There’s nothing worse than rushing into a loan application in order to receive the cash as fast as possible and then realizing you have done business with a loan shark or someone who’s involved with predator lending. Loan sharks are usually unlicensed lenders who charge high interest rates on their loans and tend to act irrationally when borrowers do not make payments on time or in full.

Aside from the danger of loan sharks, there are plenty more things to be careful about when applying for financing:

1. Is the Interest Rate fixed or variable? A fixed interest rate is set pre agreement and does not change throughout the term of the loan. A variable rate usually changes during the term of the loan and can decrease or increase the interest paid by the borrower. So the question here is if the rate is variable, when will it change? How often with the changes occur? Will you be notified about the changes?

2. What is the schedule of payment? Are there Late payment Fees?

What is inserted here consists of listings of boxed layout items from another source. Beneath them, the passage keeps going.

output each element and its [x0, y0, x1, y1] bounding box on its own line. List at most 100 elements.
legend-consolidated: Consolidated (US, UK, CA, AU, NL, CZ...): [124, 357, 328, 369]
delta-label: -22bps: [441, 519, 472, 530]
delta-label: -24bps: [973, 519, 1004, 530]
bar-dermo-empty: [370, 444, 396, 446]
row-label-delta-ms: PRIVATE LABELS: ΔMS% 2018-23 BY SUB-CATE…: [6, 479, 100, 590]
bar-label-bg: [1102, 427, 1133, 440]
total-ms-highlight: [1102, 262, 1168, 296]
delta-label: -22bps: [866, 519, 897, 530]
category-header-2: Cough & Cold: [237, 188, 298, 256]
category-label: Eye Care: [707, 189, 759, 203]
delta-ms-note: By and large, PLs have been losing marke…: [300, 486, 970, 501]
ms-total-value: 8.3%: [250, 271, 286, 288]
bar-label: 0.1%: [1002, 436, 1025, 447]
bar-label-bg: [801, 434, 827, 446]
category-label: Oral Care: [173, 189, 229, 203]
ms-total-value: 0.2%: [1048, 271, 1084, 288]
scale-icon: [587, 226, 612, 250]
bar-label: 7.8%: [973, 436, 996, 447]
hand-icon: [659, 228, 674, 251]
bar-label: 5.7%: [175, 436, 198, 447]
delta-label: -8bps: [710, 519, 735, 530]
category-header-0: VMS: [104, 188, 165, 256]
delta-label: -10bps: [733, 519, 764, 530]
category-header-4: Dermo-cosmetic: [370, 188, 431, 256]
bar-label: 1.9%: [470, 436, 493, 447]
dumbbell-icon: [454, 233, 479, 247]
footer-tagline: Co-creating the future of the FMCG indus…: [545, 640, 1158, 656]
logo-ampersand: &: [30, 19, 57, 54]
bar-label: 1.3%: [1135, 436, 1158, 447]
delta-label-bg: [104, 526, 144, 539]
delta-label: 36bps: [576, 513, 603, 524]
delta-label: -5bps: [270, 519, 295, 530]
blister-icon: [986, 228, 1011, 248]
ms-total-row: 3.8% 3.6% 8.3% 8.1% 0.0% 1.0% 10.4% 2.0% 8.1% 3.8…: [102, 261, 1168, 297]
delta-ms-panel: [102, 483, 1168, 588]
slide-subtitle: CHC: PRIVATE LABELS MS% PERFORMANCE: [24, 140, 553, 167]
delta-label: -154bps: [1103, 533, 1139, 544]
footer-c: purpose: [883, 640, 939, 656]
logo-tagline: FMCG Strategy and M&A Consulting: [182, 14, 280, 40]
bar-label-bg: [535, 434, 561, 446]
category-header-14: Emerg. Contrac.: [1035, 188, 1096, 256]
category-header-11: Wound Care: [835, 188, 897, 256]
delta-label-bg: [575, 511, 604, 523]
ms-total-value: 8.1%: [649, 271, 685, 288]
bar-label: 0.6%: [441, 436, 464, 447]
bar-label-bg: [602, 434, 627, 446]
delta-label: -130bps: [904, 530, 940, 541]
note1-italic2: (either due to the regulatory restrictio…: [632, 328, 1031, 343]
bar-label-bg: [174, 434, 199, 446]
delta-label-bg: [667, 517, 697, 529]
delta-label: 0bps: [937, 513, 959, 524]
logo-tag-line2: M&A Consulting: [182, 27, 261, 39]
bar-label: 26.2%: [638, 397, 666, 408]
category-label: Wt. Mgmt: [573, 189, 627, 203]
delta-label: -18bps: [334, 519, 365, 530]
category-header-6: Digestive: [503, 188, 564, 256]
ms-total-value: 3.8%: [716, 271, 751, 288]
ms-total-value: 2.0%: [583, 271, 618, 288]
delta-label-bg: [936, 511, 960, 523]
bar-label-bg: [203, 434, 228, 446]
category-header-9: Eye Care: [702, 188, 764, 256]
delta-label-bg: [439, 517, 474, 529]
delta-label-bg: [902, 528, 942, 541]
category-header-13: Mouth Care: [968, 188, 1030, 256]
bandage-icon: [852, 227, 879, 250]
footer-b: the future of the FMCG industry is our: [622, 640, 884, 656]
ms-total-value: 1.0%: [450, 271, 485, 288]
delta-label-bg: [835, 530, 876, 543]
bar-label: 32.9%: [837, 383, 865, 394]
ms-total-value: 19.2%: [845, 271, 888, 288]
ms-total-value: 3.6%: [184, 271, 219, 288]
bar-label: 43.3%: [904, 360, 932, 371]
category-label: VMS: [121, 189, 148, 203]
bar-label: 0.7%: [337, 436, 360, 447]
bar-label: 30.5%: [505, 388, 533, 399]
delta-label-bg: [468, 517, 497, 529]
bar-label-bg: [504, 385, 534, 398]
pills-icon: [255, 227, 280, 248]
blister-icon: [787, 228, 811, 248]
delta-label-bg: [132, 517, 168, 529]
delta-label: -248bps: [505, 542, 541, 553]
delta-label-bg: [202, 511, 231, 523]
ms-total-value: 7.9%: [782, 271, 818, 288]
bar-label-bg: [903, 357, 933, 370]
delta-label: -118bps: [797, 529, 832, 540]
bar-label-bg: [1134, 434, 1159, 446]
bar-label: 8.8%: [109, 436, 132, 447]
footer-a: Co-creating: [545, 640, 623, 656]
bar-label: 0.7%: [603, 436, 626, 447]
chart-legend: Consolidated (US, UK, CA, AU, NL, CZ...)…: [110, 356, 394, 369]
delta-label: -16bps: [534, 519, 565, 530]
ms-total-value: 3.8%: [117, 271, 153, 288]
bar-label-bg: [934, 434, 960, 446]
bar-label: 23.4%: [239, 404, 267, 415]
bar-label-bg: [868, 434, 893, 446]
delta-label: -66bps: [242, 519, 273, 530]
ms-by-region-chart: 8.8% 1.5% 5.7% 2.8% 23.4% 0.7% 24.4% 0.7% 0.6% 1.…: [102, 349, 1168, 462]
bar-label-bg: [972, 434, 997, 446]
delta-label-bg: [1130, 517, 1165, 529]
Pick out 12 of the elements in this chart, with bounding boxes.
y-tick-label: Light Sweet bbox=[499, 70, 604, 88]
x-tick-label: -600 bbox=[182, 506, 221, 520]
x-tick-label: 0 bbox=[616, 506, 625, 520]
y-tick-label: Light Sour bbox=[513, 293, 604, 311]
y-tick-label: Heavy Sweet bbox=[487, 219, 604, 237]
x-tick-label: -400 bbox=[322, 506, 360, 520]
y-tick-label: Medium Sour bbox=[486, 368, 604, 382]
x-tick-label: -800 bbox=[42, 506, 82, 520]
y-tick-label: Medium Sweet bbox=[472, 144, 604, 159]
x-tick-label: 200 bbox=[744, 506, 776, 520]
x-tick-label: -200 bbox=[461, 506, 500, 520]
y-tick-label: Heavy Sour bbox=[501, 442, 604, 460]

3. The lender’s specific definition and guidelines for ‘defaulting’ and any other penalties

4. Scams – Skepticism may arise when lenders approve loans rather quickly. You always want to check the lender’s credibility. As much research they do on you and your business before loan approval, you should be doing the same amount of background research on them. The Better Business Bureau is a great resource for looking up any references or complaints about a particular company.

When applying for a commercial loan, it is extremely important to look over the lenders loan documents multiple times, to make sure you are comfortable and familiar with their policy. Approaching a lender with knowledge on their agreement and history in lending is important for putting the financing of your business in their hands.